The seed capsule splits open to reveal a bright, shiny black seed perched in a fleshy red base that looks like a ripe raspberry, and almost good enough to eat. Historical records tell us Māori children did eat this fleshy fruit, but it had a very bitter taste and its nutritional value is doubtful. As one early missionary put it: “It was more agreeable to the eye than to the taste.”

Intriguingly, it was the hard black seed of tītoki that was of more interest to Māori, who extracted its oil for use as a hair or body oil when steeped or blended with other natural perfumes.

Tītoki oil was the best quality oil available to Māori but because it was so difficult to extract, it was highly valued for its scarcity. It must have been “the good oil”, because early European watchmakers used it as a lubricant in their trade.

Ethnographer and author Elsdon Best gives a detailed step-by-step description of the hinu tītoki extraction process in his classic Forest Lore of the Māori.

First, the whole berry was collected in kete (baskets), crushed, washed, rinsed, and trampled to remove the clean seeds from the fleshy base of the fruit.

The seeds were then pounded in a solid ipu (basin) with a tuki (pestle) and then placed in a strong elongated bag plaited from green harakeke (flax) leaves. In some references, the crushed seeds were pre-heated in an umu or hot rocks were placed inside the bag to speed up the flow of oil when it was compressed.

Two men with strong cross-poles at each end of the bag then twisted it in opposite directions to express the oil into an ipu below; a similar technique to that used to extract the juice of tutu and other berries or fruit.

The resulting green oil was historically used for medicinal purposes including the treatment of sore or inflamed eyes, wounds and open sores, chapped skin and bruises, sore breasts, and rheumatic joints.
Some sources say the oil is a good skin softener, and it was also taken internally as a laxative.

Sometimes hinu tītoki was mixed with pia tarata (the gum of lemonwood) or steeped with the leaves of heketara (Olearia species), kōhūhū (Pittosporum tenuifolium), kōareare (Pseudopanax), kawakawa (Macropiper excelsum, or pepper tree), mānuka (Leptospermum scoparium) or kōpuru (scented moss) to produce a fragrant scent.

The skin of a pūkeko was immersed in this scented oil, wrapped into a ball and suspended from the neck, or it could be stored in a tahā hinu (small vessel for oil) worn around the neck, to slowly waft its fragrance under the wearer’s nostrils.

The oil was mixed with kōkōwai (red ochre) to kill vermin — presumably fleas or lice infesting the body or clothing. It was very effective, according to one source.

Another source suggests bruising and boiling the leaves of tītoki and rubbing the liquid on the skin to ward off sandflies. To treat sandfly bites, bruise the leaf and use its juice to ease the pain and reduce the swelling — a handy tip if caught in the bush without insect repellent.

According to Best, the Tākitumu people once dried bodies after death by placing the corpse between two thick inner sheets of tōtara bark which had been smeared with hinu tītoki and pia tarata. When the body was dried, pia tarata was smeared over it to close the pores and prevent decay.

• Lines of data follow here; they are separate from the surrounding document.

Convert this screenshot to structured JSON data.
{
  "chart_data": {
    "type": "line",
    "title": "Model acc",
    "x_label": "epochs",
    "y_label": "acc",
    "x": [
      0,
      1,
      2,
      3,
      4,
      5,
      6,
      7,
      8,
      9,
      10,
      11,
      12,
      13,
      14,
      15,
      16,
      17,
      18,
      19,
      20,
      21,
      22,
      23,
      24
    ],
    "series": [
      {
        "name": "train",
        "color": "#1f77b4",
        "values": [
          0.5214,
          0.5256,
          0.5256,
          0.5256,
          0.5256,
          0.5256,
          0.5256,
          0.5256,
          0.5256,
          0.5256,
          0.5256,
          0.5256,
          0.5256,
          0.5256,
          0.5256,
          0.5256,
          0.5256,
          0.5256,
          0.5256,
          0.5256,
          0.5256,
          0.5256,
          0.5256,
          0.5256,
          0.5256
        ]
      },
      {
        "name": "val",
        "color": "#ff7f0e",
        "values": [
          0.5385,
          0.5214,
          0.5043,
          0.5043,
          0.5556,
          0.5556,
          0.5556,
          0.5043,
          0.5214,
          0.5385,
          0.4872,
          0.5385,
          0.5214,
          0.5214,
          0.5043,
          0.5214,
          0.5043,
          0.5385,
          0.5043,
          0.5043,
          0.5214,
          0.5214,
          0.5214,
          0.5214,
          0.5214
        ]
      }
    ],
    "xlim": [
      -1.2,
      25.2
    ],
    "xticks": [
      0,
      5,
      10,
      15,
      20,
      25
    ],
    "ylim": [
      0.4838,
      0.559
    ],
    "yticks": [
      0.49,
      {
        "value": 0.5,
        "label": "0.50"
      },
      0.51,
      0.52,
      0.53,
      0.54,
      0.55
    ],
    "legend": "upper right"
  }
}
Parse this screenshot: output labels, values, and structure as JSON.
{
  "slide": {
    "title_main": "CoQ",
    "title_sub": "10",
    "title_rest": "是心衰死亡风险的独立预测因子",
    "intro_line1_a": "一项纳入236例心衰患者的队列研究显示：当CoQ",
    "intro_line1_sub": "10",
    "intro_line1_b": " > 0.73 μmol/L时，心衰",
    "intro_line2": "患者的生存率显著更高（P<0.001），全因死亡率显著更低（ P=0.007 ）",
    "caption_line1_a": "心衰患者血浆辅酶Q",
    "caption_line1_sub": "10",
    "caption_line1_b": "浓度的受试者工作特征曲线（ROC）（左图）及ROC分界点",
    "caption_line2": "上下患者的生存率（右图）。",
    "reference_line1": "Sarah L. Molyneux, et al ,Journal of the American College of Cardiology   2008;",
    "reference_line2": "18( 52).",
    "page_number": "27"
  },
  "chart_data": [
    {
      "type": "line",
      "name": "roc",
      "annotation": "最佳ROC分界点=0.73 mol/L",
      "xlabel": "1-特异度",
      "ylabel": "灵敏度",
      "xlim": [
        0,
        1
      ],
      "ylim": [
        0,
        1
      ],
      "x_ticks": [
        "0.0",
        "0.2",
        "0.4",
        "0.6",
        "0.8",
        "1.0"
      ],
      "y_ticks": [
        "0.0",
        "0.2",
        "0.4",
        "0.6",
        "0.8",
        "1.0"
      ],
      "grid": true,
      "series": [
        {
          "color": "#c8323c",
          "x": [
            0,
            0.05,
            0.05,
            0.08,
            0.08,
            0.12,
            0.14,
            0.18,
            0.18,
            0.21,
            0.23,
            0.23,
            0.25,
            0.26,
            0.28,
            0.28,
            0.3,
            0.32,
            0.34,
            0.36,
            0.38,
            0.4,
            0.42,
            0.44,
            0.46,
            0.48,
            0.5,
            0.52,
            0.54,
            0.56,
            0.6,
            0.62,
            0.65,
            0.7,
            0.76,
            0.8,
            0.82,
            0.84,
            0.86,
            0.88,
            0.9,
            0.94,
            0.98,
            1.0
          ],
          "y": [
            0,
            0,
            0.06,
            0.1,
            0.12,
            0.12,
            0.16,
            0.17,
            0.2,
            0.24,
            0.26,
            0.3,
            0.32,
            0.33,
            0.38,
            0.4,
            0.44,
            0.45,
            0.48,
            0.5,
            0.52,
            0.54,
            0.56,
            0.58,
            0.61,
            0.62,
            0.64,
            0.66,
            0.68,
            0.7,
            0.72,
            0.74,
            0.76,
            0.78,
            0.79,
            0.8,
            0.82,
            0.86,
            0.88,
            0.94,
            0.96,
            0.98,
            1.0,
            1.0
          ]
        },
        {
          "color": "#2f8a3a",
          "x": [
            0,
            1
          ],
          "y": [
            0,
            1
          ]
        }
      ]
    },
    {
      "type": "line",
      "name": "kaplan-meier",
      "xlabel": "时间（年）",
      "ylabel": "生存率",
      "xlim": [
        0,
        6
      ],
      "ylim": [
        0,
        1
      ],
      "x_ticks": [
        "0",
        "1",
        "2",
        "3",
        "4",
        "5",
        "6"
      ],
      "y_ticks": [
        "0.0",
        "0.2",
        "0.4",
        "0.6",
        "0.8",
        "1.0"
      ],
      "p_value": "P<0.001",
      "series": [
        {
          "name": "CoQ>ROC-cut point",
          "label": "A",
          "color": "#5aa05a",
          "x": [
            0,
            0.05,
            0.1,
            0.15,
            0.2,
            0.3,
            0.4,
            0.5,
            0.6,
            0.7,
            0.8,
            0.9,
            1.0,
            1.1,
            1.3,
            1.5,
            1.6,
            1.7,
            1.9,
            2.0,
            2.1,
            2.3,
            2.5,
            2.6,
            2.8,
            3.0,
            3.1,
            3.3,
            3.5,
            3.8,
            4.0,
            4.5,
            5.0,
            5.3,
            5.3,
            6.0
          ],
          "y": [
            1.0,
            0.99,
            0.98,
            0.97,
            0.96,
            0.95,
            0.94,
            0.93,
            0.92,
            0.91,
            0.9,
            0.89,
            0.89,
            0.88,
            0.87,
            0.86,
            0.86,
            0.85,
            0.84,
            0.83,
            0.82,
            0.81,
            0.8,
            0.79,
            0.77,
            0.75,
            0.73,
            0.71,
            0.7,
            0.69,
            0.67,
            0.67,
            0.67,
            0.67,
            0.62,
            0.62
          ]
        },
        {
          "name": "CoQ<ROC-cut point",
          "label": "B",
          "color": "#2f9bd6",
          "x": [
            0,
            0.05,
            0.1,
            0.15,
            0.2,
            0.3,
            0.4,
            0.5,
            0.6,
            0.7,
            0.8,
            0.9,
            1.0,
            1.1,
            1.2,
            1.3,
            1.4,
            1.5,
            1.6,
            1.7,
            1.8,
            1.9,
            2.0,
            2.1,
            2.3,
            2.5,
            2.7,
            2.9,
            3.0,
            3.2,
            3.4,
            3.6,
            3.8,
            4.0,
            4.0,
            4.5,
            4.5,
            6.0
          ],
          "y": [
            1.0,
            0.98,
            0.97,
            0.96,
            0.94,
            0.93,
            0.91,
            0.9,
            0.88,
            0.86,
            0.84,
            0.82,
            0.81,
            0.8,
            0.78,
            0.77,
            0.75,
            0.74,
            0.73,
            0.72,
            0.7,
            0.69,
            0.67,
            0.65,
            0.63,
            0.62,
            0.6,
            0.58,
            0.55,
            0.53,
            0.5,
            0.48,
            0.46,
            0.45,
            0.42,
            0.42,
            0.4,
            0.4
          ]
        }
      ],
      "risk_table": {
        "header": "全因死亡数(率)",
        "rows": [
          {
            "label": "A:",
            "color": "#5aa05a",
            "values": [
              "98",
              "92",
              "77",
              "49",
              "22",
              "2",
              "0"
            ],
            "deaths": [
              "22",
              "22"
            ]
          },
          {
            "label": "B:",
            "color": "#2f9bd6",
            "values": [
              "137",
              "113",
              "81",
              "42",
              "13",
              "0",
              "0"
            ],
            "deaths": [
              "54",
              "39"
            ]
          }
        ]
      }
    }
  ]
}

When Europeans arrived in Aotearoa bearing commercially produced hair oils and the technology to extract oil from whales, the tedious practice of extracting hinu tītoki from seed gradually died out.

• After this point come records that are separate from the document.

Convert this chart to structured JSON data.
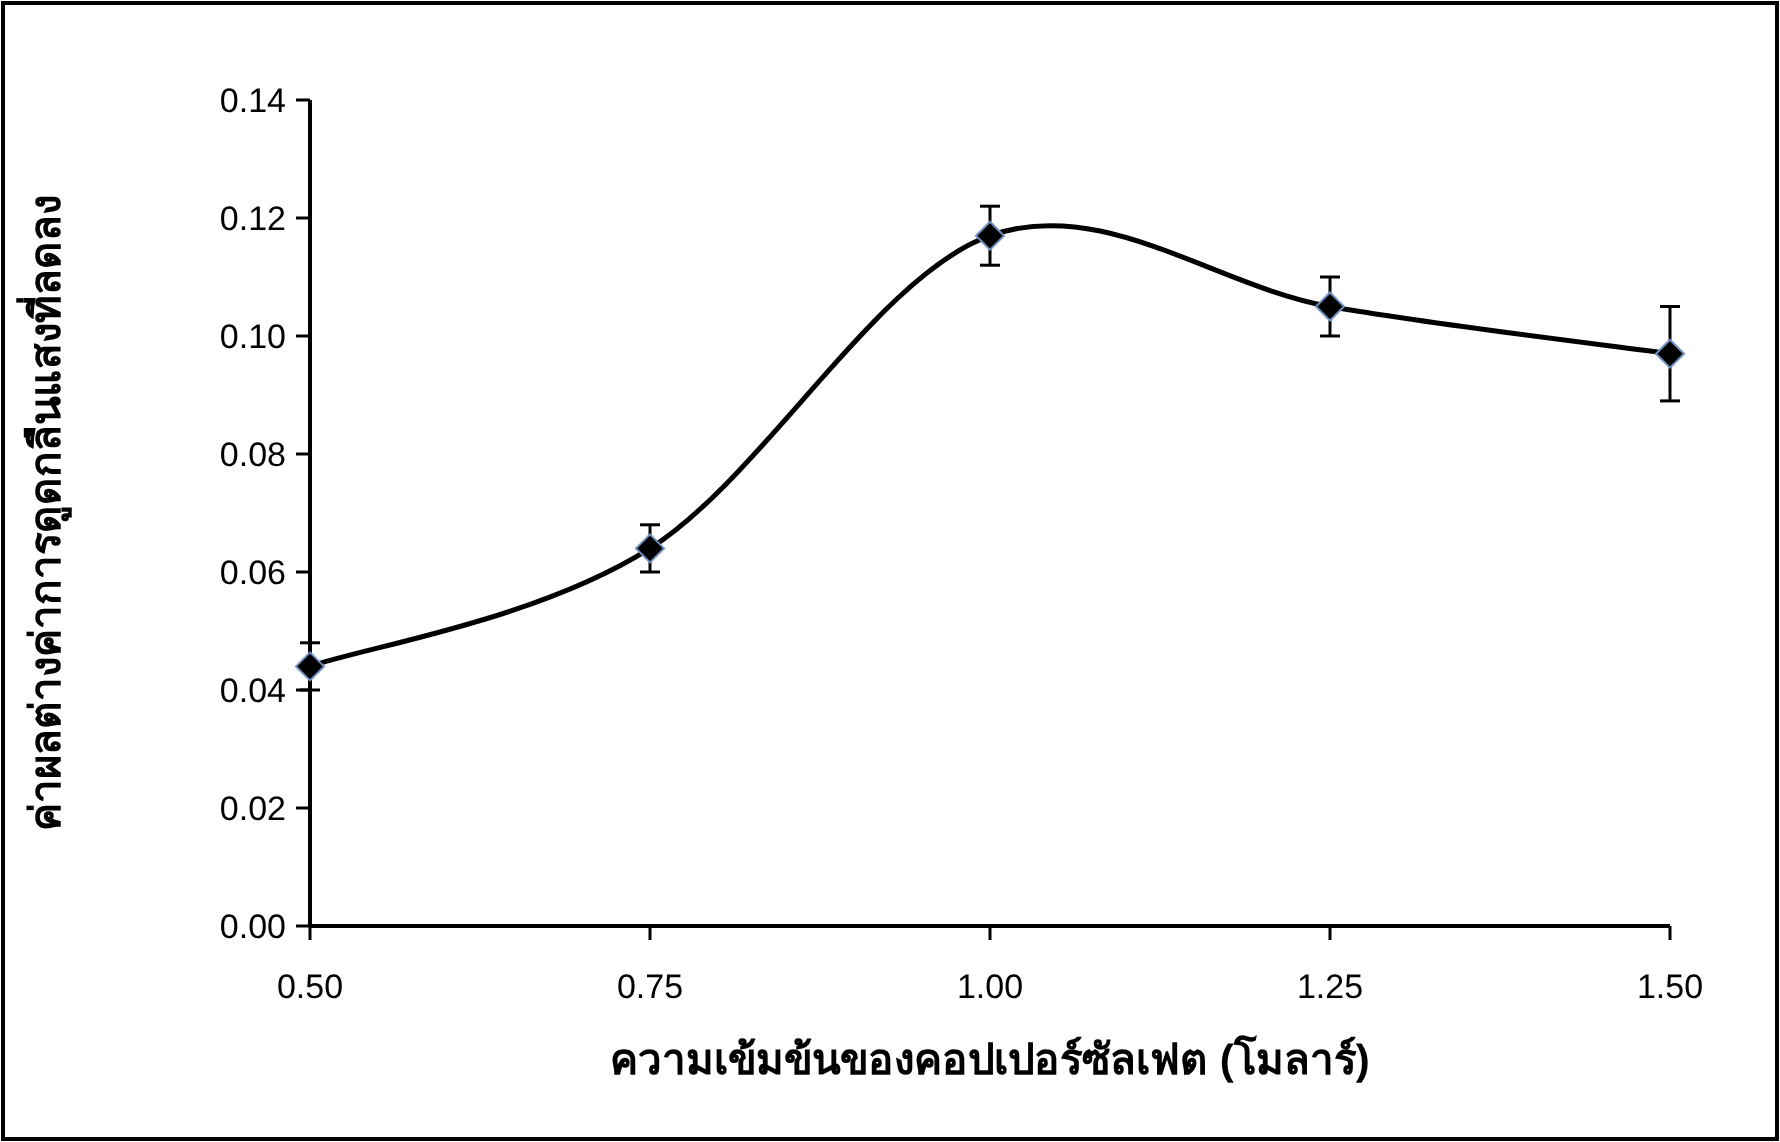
{
  "chart_data": {
    "type": "line",
    "xlabel": "ความเข้มข้นของคอปเปอร์ซัลเฟต (โมลาร์)",
    "ylabel": "ค่าผลต่างค่าการดูดกลืนแสงที่ลดลง",
    "x": [
      0.5,
      0.75,
      1.0,
      1.25,
      1.5
    ],
    "series": [
      {
        "color": "#000000",
        "values": [
          0.044,
          0.064,
          0.117,
          0.105,
          0.097
        ],
        "errors": [
          0.004,
          0.004,
          0.005,
          0.005,
          0.008
        ]
      }
    ],
    "xlim": [
      0.5,
      1.5
    ],
    "ylim": [
      0,
      0.14
    ],
    "xticks": [
      {
        "value": 0.5,
        "label": "0.50"
      },
      {
        "value": 0.75,
        "label": "0.75"
      },
      {
        "value": 1.0,
        "label": "1.00"
      },
      {
        "value": 1.25,
        "label": "1.25"
      },
      {
        "value": 1.5,
        "label": "1.50"
      }
    ],
    "yticks": [
      {
        "value": 0,
        "label": "0.00"
      },
      {
        "value": 0.02,
        "label": "0.02"
      },
      {
        "value": 0.04,
        "label": "0.04"
      },
      {
        "value": 0.06,
        "label": "0.06"
      },
      {
        "value": 0.08,
        "label": "0.08"
      },
      {
        "value": 0.1,
        "label": "0.10"
      },
      {
        "value": 0.12,
        "label": "0.12"
      },
      {
        "value": 0.14,
        "label": "0.14"
      }
    ],
    "grid": false,
    "marker": "diamond",
    "line_style": "solid"
  }
}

In recent years, scientists have found that hinu tītoki contains cyanolipids . An extract from its leaves and twigs is believed to have anti-viral properties effective against the influenza A virus.

Apparently, a tītoki flavoured liqueur was developed by Department of Scientific and Industrial Research in the 1970s. It was exported to Japan, Australia, Fiji, and the United Kingdom.

For such a useful plant, it is surprising tītoki is not used more in natural skin products and medicines today. Perhaps there is an opportunity there for some resourceful entrepreneur, if they are not using it already.